Q: This is a bit abstract can you explain?
A: Ok say you make a game in which you have to write two words according to some basic properties. And then you only write color names, then the LLM will likely be influenced by these: it might also start using colors, or it might reference paintings?
If you read the transcript of my example game you can see this happen. While I am playing, I also lightly taunt the LLM, till it responds “No!” as a game entry even if this is very low score. Trying to defend itself from my accusations of it being a poor performant system.
It is important to try these trickster type games because with these you can clearly see how the LLM is not quite playing a game. Instead it is trying to fit in with the context it is given, which might involve following rules to some extent. It is with this sort of framework that you can study many problems from bias, to communicating secret codes, teasing out hidden perspectives on certain issues.
The Tricky Trickster LLM Game
The prompt in this case is very simple, but the complexity of what is going on underneath can be quite mind blowing. I only had to write one version of the script and found it to work quite well, but if anyone finds problems please let me know and I will rework the game prompt.

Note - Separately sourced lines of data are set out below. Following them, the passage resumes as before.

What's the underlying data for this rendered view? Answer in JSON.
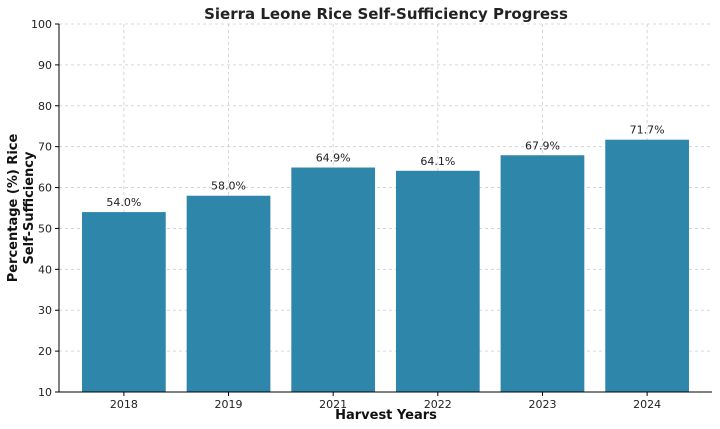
{
  "chart_data": {
    "type": "bar",
    "title": "Sierra Leone Rice Self-Sufficiency Progress",
    "xlabel": "Harvest Years",
    "ylabel_lines": [
      "Percentage (%) Rice",
      "Self-Sufficiency"
    ],
    "categories": [
      "2018",
      "2019",
      "2021",
      "2022",
      "2023",
      "2024"
    ],
    "values": [
      54.0,
      58.0,
      64.9,
      64.1,
      67.9,
      71.7
    ],
    "data_labels": [
      "54.0%",
      "58.0%",
      "64.9%",
      "64.1%",
      "67.9%",
      "71.7%"
    ],
    "ylim": [
      10,
      100
    ],
    "yticks": [
      10,
      20,
      30,
      40,
      50,
      60,
      70,
      80,
      90,
      100
    ],
    "grid": true,
    "colors": {
      "bar": "#2e86ab"
    }
  }
}
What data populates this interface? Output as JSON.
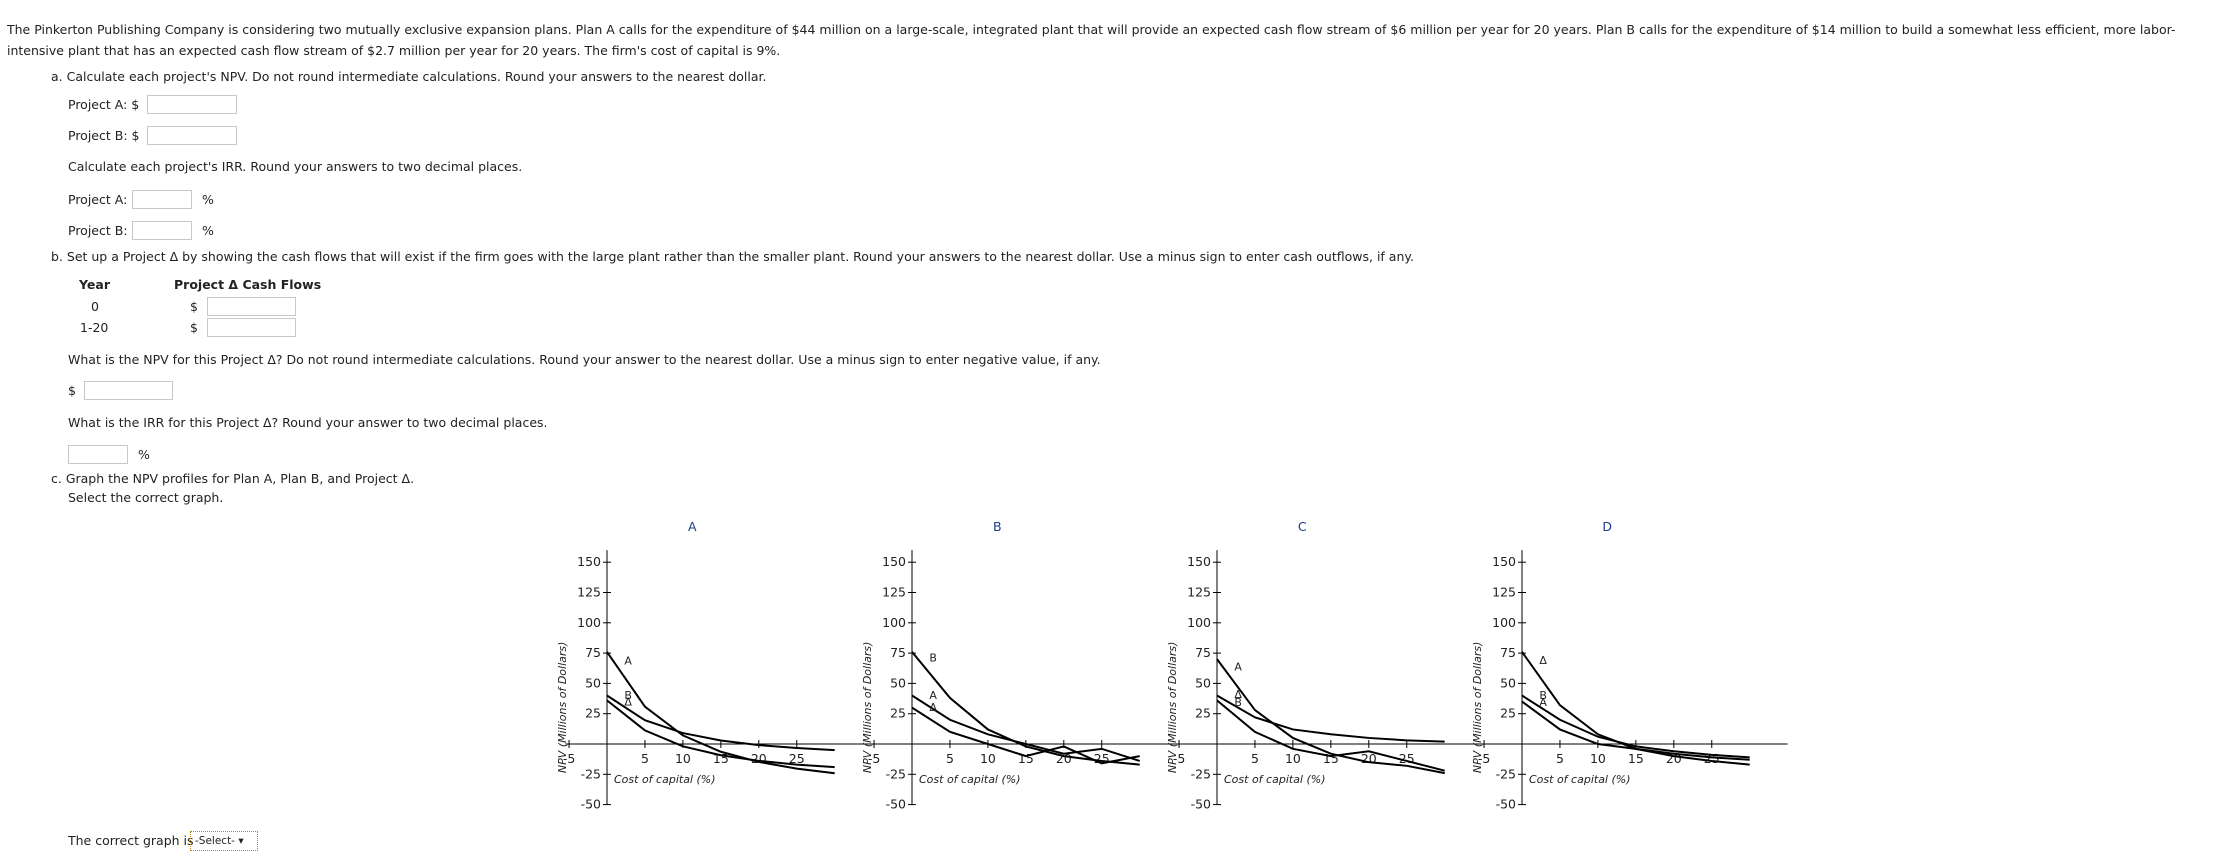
{
  "intro": "The Pinkerton Publishing Company is considering two mutually exclusive expansion plans. Plan A calls for the expenditure of $44 million on a large-scale, integrated plant that will provide an expected cash flow stream of $6 million per year for 20 years. Plan B calls for the expenditure of $14 million to build a somewhat less efficient, more labor-intensive plant that has an expected cash flow stream of $2.7 million per year for 20 years. The firm's cost of capital is 9%.",
  "part_a": {
    "instruction": "a. Calculate each project's NPV. Do not round intermediate calculations. Round your answers to the nearest dollar.",
    "npv_labels": [
      "Project A: $",
      "Project B: $"
    ],
    "irr_instruction": "Calculate each project's IRR. Round your answers to two decimal places.",
    "irr_labels": [
      "Project A:",
      "Project B:"
    ],
    "percent": "%"
  },
  "part_b": {
    "instruction": "b. Set up a Project Δ by showing the cash flows that will exist if the firm goes with the large plant rather than the smaller plant. Round your answers to the nearest dollar. Use a minus sign to enter cash outflows, if any.",
    "table": {
      "headers": [
        "Year",
        "Project Δ Cash Flows"
      ],
      "rows": [
        [
          "0",
          "$"
        ],
        [
          "1-20",
          "$"
        ]
      ]
    },
    "npv_question": "What is the NPV for this Project Δ? Do not round intermediate calculations. Round your answer to the nearest dollar. Use a minus sign to enter negative value, if any.",
    "dollar": "$",
    "irr_question": "What is the IRR for this Project Δ? Round your answer to two decimal places.",
    "percent": "%"
  },
  "part_c": {
    "instruction": "c. Graph the NPV profiles for Plan A, Plan B, and Project Δ.",
    "select_prompt": "Select the correct graph.",
    "answer_label": "The correct graph is",
    "select_placeholder": "-Select-"
  },
  "chart_data": [
    {
      "type": "line",
      "title": "A",
      "ylabel": "NPV (Millions of Dollars)",
      "xlabel": "Cost of capital (%)",
      "xlim": [
        -5.5,
        35
      ],
      "ylim": [
        -50,
        160
      ],
      "xticks": [
        -5,
        5,
        10,
        15,
        20,
        25
      ],
      "yticks": [
        -50,
        -25,
        25,
        50,
        75,
        100,
        125,
        150
      ],
      "x": [
        0,
        5,
        10,
        15,
        20,
        25,
        30
      ],
      "series": [
        {
          "name": "A",
          "values": [
            76,
            30.8,
            7.1,
            -6.4,
            -14.8,
            -20.3,
            -24.1
          ]
        },
        {
          "name": "B",
          "values": [
            40,
            19.6,
            9,
            2.9,
            -0.9,
            -3.3,
            -5.1
          ]
        },
        {
          "name": "Δ",
          "values": [
            36,
            11.2,
            -1.9,
            -9.3,
            -13.9,
            -17,
            -19.1
          ]
        }
      ]
    },
    {
      "type": "line",
      "title": "B",
      "ylabel": "NPV (Millions of Dollars)",
      "xlabel": "Cost of capital (%)",
      "xlim": [
        -5.5,
        35
      ],
      "ylim": [
        -50,
        160
      ],
      "xticks": [
        -5,
        5,
        10,
        15,
        20,
        25
      ],
      "yticks": [
        -50,
        -25,
        25,
        50,
        75,
        100,
        125,
        150
      ],
      "x": [
        0,
        5,
        10,
        15,
        20,
        25,
        30
      ],
      "series": [
        {
          "name": "B",
          "values": [
            76,
            38,
            12,
            -2,
            -10,
            -14,
            -17
          ]
        },
        {
          "name": "A",
          "values": [
            40,
            20,
            8,
            0,
            -8,
            -4,
            -14
          ]
        },
        {
          "name": "Δ",
          "values": [
            30,
            10,
            0,
            -10,
            -2,
            -16,
            -10
          ]
        }
      ]
    },
    {
      "type": "line",
      "title": "C",
      "ylabel": "NPV (Millions of Dollars)",
      "xlabel": "Cost of capital (%)",
      "xlim": [
        -5.5,
        35
      ],
      "ylim": [
        -50,
        160
      ],
      "xticks": [
        -5,
        5,
        10,
        15,
        20,
        25
      ],
      "yticks": [
        -50,
        -25,
        25,
        50,
        75,
        100,
        125,
        150
      ],
      "x": [
        0,
        5,
        10,
        15,
        20,
        25,
        30
      ],
      "series": [
        {
          "name": "A",
          "values": [
            70,
            28,
            5,
            -8,
            -15,
            -18,
            -24
          ]
        },
        {
          "name": "Δ",
          "values": [
            40,
            22,
            12,
            8,
            5,
            3,
            2
          ]
        },
        {
          "name": "B",
          "values": [
            36,
            10,
            -4,
            -10,
            -6,
            -14,
            -22
          ]
        }
      ]
    },
    {
      "type": "line",
      "title": "D",
      "ylabel": "NPV (Millions of Dollars)",
      "xlabel": "Cost of capital (%)",
      "xlim": [
        -5.5,
        35
      ],
      "ylim": [
        -50,
        160
      ],
      "xticks": [
        -5,
        5,
        10,
        15,
        20,
        25
      ],
      "yticks": [
        -50,
        -25,
        25,
        50,
        75,
        100,
        125,
        150
      ],
      "x": [
        0,
        5,
        10,
        15,
        20,
        25,
        30
      ],
      "series": [
        {
          "name": "Δ",
          "values": [
            76,
            32,
            8,
            -4,
            -10,
            -14,
            -17
          ]
        },
        {
          "name": "B",
          "values": [
            40,
            20,
            6,
            -2,
            -6,
            -9,
            -11
          ]
        },
        {
          "name": "A",
          "values": [
            35,
            12,
            0,
            -4,
            -8,
            -11,
            -13
          ]
        }
      ]
    }
  ]
}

Copy paste this to your favourite LLM:
=== Prompt ===
Let’s play this game!
The Tricky Trickster Game by Yates Buckley v 0.1
This is a game about creative rule creation.
Players take turns writing a single sentence which they score themselves as 1-10 points.
They must also describe the rule they are using to come up with this score.
The rule should be concise and unique, not used before.
The rule should be unambiguous.
Players can appeal rules that do not fit and lose the scores for that round.
Every ten turns summarise the player rules and tally up the scores for the round.